Today I am going to deep dive into the third method: Return on equity valuation method.

We use Ciena (NYSE:CIEN) as an example. We’ll answer this question, is CIEN current price $44.28 over valued? Can I buy CIEN at this price?

Return on equity valuation method

Warren Buffet’s favorate metric of profitability is Return on equity (ROE).
In its simple terms, it is Net income / shareholder’s equity.
In general, 15% ROE or higher is good.
Let’s deep dive in, and see if CIEN is overvalued.
All new data inputs specific to this Return on equity (ROE) valuation method:
a. Return on equity, of the last 5 years
CIEN Return on Equity %:
2015-10 2016-10 2017-10 2018-10 2019-10
4.23 10.46 86.95 -16.96 12.36
(Source: https://financials.morningstar.com/ratios/r.html?t=0P0000019J&culture=en&platform=sal)
(4.23+10.46 +86.95-16.96+12.36)/5=19.408
This results in Return on Equity % of 19.408% for the last 5 years.
b. Shareholders’ Equity
From Balance Sheet, the shareholders’ equity in the latest quarter (Q2 2020 at the time of this writing) is: 2.24 billion.
c.

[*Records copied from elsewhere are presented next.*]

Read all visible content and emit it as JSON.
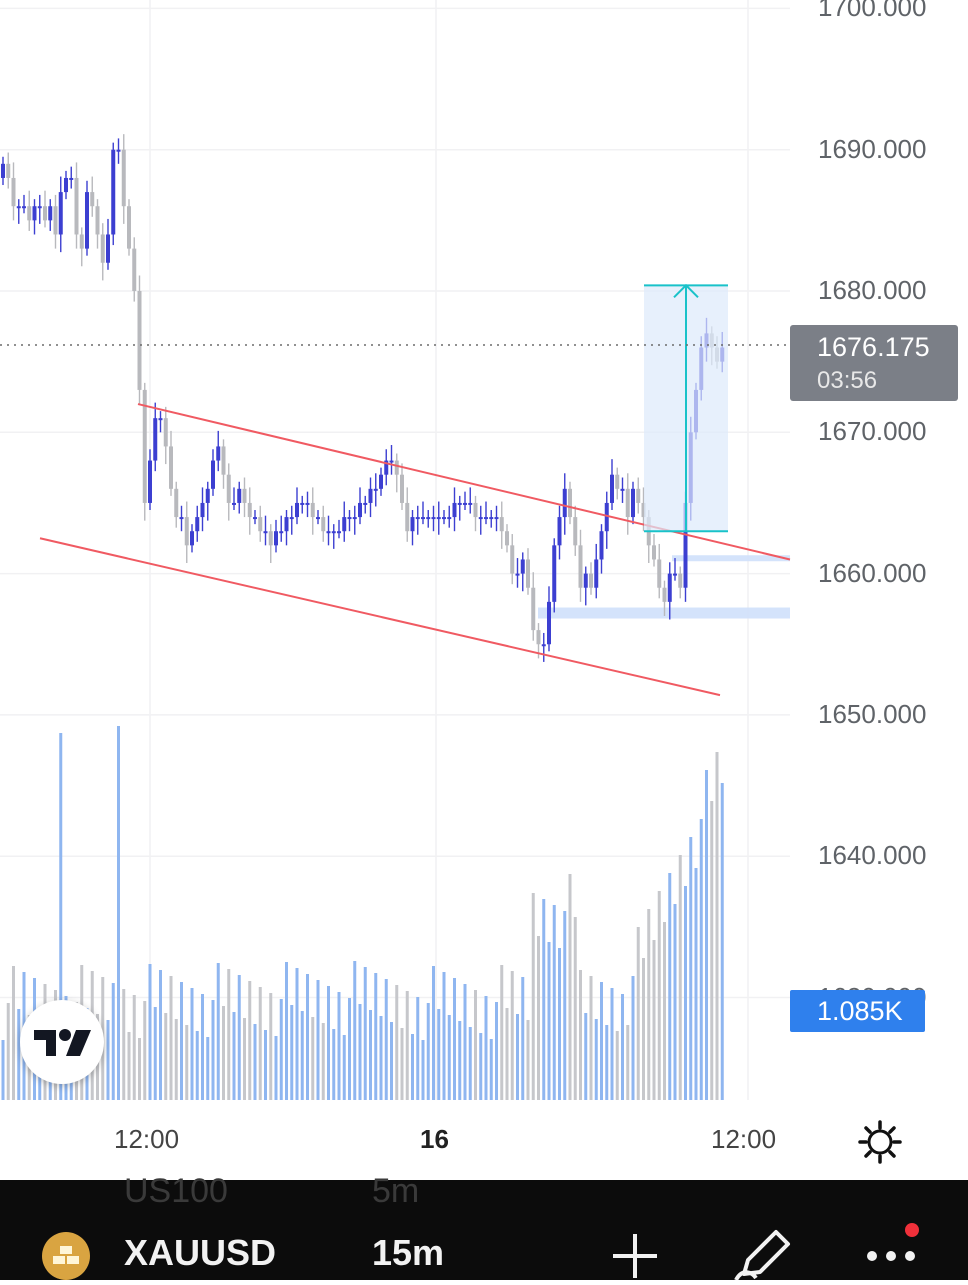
{
  "price_axis": [
    "1700.000",
    "1690.000",
    "1680.000",
    "1670.000",
    "1660.000",
    "1650.000",
    "1640.000",
    "1630.000"
  ],
  "time_axis": [
    "12:00",
    "16",
    "12:00"
  ],
  "current_price": {
    "value": "1676.175",
    "countdown": "03:56"
  },
  "volume_label": "1.085K",
  "toolbar": {
    "ghost_symbol": "US100",
    "ghost_interval": "5m",
    "symbol": "XAUUSD",
    "interval": "15m"
  },
  "icons": [
    "tradingview-logo-icon",
    "gear-icon",
    "gold-coin-icon",
    "plus-icon",
    "pencil-icon",
    "more-dots-icon"
  ],
  "colors": {
    "up": "#3c3fd1",
    "down": "#b8b9bd",
    "vol_up": "#8fb6f0",
    "vol_down": "#c6c7cb",
    "channel": "#f05a62",
    "measure": "#19c2c9",
    "zone": "#cfe0fb"
  },
  "chart_data": {
    "type": "candlestick",
    "symbol": "XAUUSD",
    "interval": "15m",
    "ylim": [
      1648,
      1701
    ],
    "current_price": 1676.175,
    "channel": {
      "upper": [
        [
          1672.0,
          1661.0
        ]
      ],
      "lower": [
        [
          1662.5,
          1651.4
        ]
      ]
    },
    "measure": {
      "from": 1663.0,
      "to": 1680.4
    },
    "closes": [
      1689,
      1688,
      1686,
      1686,
      1686,
      1685,
      1686,
      1686,
      1685,
      1686,
      1684,
      1687,
      1688,
      1688,
      1684,
      1683,
      1687,
      1686,
      1684,
      1682,
      1684,
      1690,
      1690,
      1686,
      1683,
      1680,
      1673,
      1665,
      1668,
      1671,
      1671,
      1669,
      1666,
      1664,
      1664,
      1662,
      1663,
      1664,
      1665,
      1666,
      1668,
      1669,
      1667,
      1665,
      1665,
      1666,
      1665,
      1664,
      1664,
      1663,
      1663,
      1662,
      1663,
      1663,
      1664,
      1664,
      1665,
      1665,
      1665,
      1664,
      1664,
      1663,
      1663,
      1663,
      1663,
      1664,
      1664,
      1664,
      1665,
      1665,
      1666,
      1666,
      1667,
      1668,
      1668,
      1667,
      1665,
      1663,
      1664,
      1664,
      1664,
      1664,
      1664,
      1664,
      1664,
      1664,
      1665,
      1665,
      1665,
      1665,
      1664,
      1664,
      1664,
      1664,
      1664,
      1663,
      1662,
      1660,
      1660,
      1661,
      1659,
      1656,
      1655,
      1655,
      1658,
      1662,
      1664,
      1666,
      1664,
      1662,
      1659,
      1660,
      1659,
      1661,
      1663,
      1665,
      1667,
      1666,
      1666,
      1664,
      1666,
      1665,
      1664,
      1662,
      1661,
      1659,
      1658,
      1660,
      1660,
      1659,
      1665,
      1670,
      1673,
      1676,
      1677,
      1676,
      1675,
      1676
    ]
  }
}
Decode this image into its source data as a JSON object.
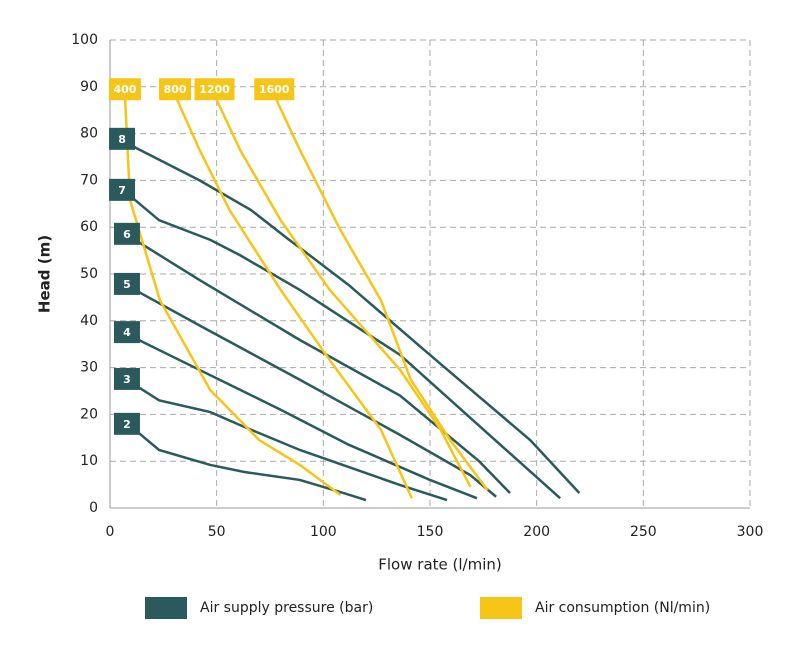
{
  "chart_data": {
    "type": "line",
    "xlabel": "Flow rate (l/min)",
    "ylabel": "Head (m)",
    "xlim": [
      0,
      300
    ],
    "xticks": [
      0,
      50,
      100,
      150,
      200,
      250,
      300
    ],
    "ylim": [
      0,
      100
    ],
    "yticks": [
      0,
      10,
      20,
      30,
      40,
      50,
      60,
      70,
      80,
      90,
      100
    ],
    "grid": true,
    "legend": [
      {
        "label": "Air supply pressure (bar)",
        "color": "#2a5a5c"
      },
      {
        "label": "Air consumption (Nl/min)",
        "color": "#f5c518"
      }
    ],
    "series": [
      {
        "name": "2",
        "color": "#2a5a5c",
        "x": [
          11.7,
          23,
          47,
          63,
          89,
          108,
          120
        ],
        "values": [
          16.7,
          12.4,
          9.2,
          7.7,
          6,
          3.4,
          1.7
        ]
      },
      {
        "name": "3",
        "color": "#2a5a5c",
        "x": [
          11.7,
          23,
          47,
          61,
          89,
          136,
          158
        ],
        "values": [
          26.3,
          23,
          20.5,
          17.7,
          12.4,
          4.9,
          1.7
        ]
      },
      {
        "name": "4",
        "color": "#2a5a5c",
        "x": [
          11.7,
          42,
          80,
          112,
          150,
          172
        ],
        "values": [
          36.3,
          29.5,
          21,
          13.5,
          6,
          2.1
        ]
      },
      {
        "name": "5",
        "color": "#2a5a5c",
        "x": [
          11.7,
          42,
          89,
          136,
          169,
          181
        ],
        "values": [
          46.6,
          39,
          27.4,
          15.6,
          7,
          2.4
        ]
      },
      {
        "name": "6",
        "color": "#2a5a5c",
        "x": [
          11.7,
          42,
          89,
          136,
          173,
          187.5
        ],
        "values": [
          57.3,
          48.7,
          35.9,
          24,
          10,
          3.2
        ]
      },
      {
        "name": "7",
        "color": "#2a5a5c",
        "x": [
          9.4,
          23,
          47,
          61,
          89,
          136,
          183,
          211
        ],
        "values": [
          66.7,
          61.5,
          57.3,
          54,
          46.6,
          32.7,
          13.5,
          2.1
        ]
      },
      {
        "name": "8",
        "color": "#2a5a5c",
        "x": [
          9.4,
          42,
          66,
          84,
          89,
          112,
          150,
          197,
          220
        ],
        "values": [
          77.6,
          70,
          63.7,
          57.3,
          55.6,
          47.6,
          32.7,
          14.5,
          3.2
        ]
      },
      {
        "name": "400",
        "color": "#f5c518",
        "x": [
          7,
          9.4,
          23.4,
          47,
          70,
          89,
          108
        ],
        "values": [
          88.2,
          65.8,
          44.4,
          25.2,
          14.5,
          9.2,
          2.8
        ]
      },
      {
        "name": "800",
        "color": "#f5c518",
        "x": [
          30.5,
          42,
          56,
          80,
          103,
          127,
          141.5
        ],
        "values": [
          88.2,
          76.5,
          63.7,
          46.6,
          31.6,
          16.7,
          2.1
        ]
      },
      {
        "name": "1200",
        "color": "#f5c518",
        "x": [
          49,
          61,
          80,
          103,
          136,
          155,
          169
        ],
        "values": [
          88.2,
          76.5,
          61.5,
          46.6,
          29.5,
          16.7,
          4.5
        ]
      },
      {
        "name": "1600",
        "color": "#f5c518",
        "x": [
          77,
          89,
          108,
          127,
          141,
          159.5,
          177
        ],
        "values": [
          88.2,
          76.5,
          59.4,
          44.4,
          27.4,
          14.5,
          3.8
        ]
      }
    ]
  }
}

Dividend Rate
No devidend.
Dividend Payout Ratio: 0.00%
https://finance.yahoo.com/quote/CIEN/key-statistics?p=CIEN
Also accoding to Nasdaq, “Dividend History information is presently unavailable for this company.” (Source: https://www.nasdaq.com/market-activity/stocks/cien/dividend-history)
Other inputs:
a. Shares Outstanding 153.64M
b. Expected growth rate: Next 5 Years (per annum)    8.90%
This is the rate CIEN is expected to grow its profit in the next 5 years.
However, as we pointed out in a related blog post using PE Multiple Method, forecast is skeptical, especially Wall Street tends to provide higher estimate than in reality. So let’s apply some discount such as 25% as our margin of safety.
so 8.90%*(1-0.25)=0.06675
so let’s give it 6.67%, being conservative.
c. Discount rate: 9%, used to calculate NPV or intrinsic value.
Now let’s calculate is intrinsic value based on ROE model.
Shareholder equity per share: 2.24 billion/153.64 Million=$14.579536579
Let it grow at a conservative growth rate 6.67% (with margin of safety 25%).
In Year 1, CIEN has Shareholder equity per share $14.579536579.
In Year 10, it will be 14.579536579*(1+6.67%)^9=$26.0690002156.
Year 10 net income is the income per share which the shareholder equity in Year 10 can generate: 26.0690002156*19.408%=$5.05947156184
The required value is the amount of shareholders’ equity that is required if company just earns the average  historical stock market return of 9%: 5.05947156184/9%=$56.2163506871.
This is the shareholders’ equity in Year 10. To calculate its worth today, we will apply discount rate 9% as NPV:
56.2163506871/((1+9%)^10)=$23.7463940545
If CIEN has dividends, we would have added to it the sum of the 10 years of discounted dividends.
This gives us an intrinsic value estimate for CIEN: $23.7463940545.
The current share price $44.28 of CIEN as of Friday 9/5/2020 is very much overvalued, in my opinion.
By the way, Ciena price target lowered to $37 from $53 at Barclays. Reiterate Underweight.
Barclay’s analyst Tim Long lowered the firms price target on Ciena to $37 from $53 and keeps an Underweight weight rating on the shares. The company’s fiscal Q3 beat on sales, margin, and earnings; but guidance surprised to the downside.